Commencing on March 24, 2021, the RSUs shall vest upon satisfaction of two conditions while the recipient remains an employee or provider of services to the Issuer: (a) a time and service requirement satisfied as to 1/16 of the RSUs on each quarterly vesting date following the vesting commencement date; and (b) a liquidity event requirement satisfied on the earliest to occur of the first trading day following the expiration of the lockup period applicable to an IPO of the Issuer's equity securities pursuant to an effective registration statement, March 15 of the calendar year following the year in which an IPO occurs, or a change in control.

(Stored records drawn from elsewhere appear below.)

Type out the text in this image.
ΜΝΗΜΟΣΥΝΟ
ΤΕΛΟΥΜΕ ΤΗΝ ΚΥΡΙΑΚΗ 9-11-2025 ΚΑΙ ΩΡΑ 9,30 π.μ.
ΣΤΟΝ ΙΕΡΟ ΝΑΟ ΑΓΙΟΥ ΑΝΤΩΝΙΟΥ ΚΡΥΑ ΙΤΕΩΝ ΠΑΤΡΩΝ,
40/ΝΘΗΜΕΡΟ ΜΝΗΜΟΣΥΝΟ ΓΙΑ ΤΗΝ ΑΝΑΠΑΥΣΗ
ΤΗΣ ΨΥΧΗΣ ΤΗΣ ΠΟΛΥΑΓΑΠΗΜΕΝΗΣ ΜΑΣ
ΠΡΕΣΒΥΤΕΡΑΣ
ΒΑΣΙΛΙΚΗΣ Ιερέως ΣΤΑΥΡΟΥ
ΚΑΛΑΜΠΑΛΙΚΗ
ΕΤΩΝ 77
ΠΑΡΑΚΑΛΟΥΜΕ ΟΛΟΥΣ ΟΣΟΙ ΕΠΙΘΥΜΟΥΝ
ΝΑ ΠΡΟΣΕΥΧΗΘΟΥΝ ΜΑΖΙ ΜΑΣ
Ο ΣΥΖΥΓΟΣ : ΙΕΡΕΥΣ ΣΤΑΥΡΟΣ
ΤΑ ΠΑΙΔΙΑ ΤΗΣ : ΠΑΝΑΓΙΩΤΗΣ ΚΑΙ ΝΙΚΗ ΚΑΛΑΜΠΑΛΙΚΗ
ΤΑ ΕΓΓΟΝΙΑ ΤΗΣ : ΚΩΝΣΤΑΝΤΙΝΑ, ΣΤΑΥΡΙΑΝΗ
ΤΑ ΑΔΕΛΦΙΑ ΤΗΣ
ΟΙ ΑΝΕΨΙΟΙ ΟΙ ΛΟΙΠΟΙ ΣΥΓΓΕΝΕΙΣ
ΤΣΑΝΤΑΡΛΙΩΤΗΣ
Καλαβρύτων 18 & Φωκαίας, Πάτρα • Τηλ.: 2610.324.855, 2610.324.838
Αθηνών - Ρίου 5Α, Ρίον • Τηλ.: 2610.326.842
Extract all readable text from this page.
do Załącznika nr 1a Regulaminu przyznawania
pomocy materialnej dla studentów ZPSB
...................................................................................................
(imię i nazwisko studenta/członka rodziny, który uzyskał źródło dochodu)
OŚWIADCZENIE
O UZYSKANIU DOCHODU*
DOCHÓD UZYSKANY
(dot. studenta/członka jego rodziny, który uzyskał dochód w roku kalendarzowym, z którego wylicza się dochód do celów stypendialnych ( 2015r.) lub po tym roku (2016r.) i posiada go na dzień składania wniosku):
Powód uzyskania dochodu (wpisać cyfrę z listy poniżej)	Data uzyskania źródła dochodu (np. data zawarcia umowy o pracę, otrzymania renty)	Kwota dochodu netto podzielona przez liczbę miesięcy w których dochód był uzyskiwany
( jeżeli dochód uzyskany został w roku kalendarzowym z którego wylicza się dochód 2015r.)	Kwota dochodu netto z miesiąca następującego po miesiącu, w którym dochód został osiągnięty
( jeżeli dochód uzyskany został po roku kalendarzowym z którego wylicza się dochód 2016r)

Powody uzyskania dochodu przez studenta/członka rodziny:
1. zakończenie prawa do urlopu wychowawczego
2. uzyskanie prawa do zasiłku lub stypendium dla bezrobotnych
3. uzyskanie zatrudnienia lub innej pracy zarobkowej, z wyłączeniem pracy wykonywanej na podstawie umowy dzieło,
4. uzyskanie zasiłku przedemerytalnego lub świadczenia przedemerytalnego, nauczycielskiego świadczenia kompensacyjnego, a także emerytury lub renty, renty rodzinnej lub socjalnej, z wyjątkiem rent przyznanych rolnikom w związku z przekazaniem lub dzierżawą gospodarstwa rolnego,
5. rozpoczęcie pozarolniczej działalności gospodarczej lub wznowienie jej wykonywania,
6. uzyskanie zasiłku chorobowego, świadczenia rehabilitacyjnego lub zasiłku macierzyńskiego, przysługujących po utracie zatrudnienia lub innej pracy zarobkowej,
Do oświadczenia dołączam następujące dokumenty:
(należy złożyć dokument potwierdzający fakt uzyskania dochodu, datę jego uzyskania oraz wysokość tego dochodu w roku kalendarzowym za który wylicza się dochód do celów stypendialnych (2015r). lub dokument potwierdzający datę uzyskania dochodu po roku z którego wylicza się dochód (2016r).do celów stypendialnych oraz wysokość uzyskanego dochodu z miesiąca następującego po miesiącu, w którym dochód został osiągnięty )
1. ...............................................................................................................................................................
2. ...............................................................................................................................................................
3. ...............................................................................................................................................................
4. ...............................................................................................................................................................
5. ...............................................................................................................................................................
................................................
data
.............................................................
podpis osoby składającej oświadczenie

The RSUs vest and are scheduled to settle as of 1/16 of the total shares quarterly beginning on March 15, 2023 until fully vested, subject to the Reporting Person's continued service to the Issuer on each vesting date.
Commencing on May 7, 2020, the RSUs shall vest upon satisfaction of two conditions while the recipient remains an employee or provider of services to the Issuer: (a) a time and service requirement satisfied as to 1/16 of the RSUs on each quarterly vesting date following the vesting commencement date; and (b) a liquidity event requirement satisfied on the earliest to occur of the first trading day following the expiration of the lockup period applicable to an IPO of the Issuer's equity securities pursuant to an effective registration statement, March 15 of the calendar year following the year in which an IPO occurs, or a change in control.
Each share of Class B Common Stock is convertible into one share of Class A Common Stock at the option of the holder and has no expiration date.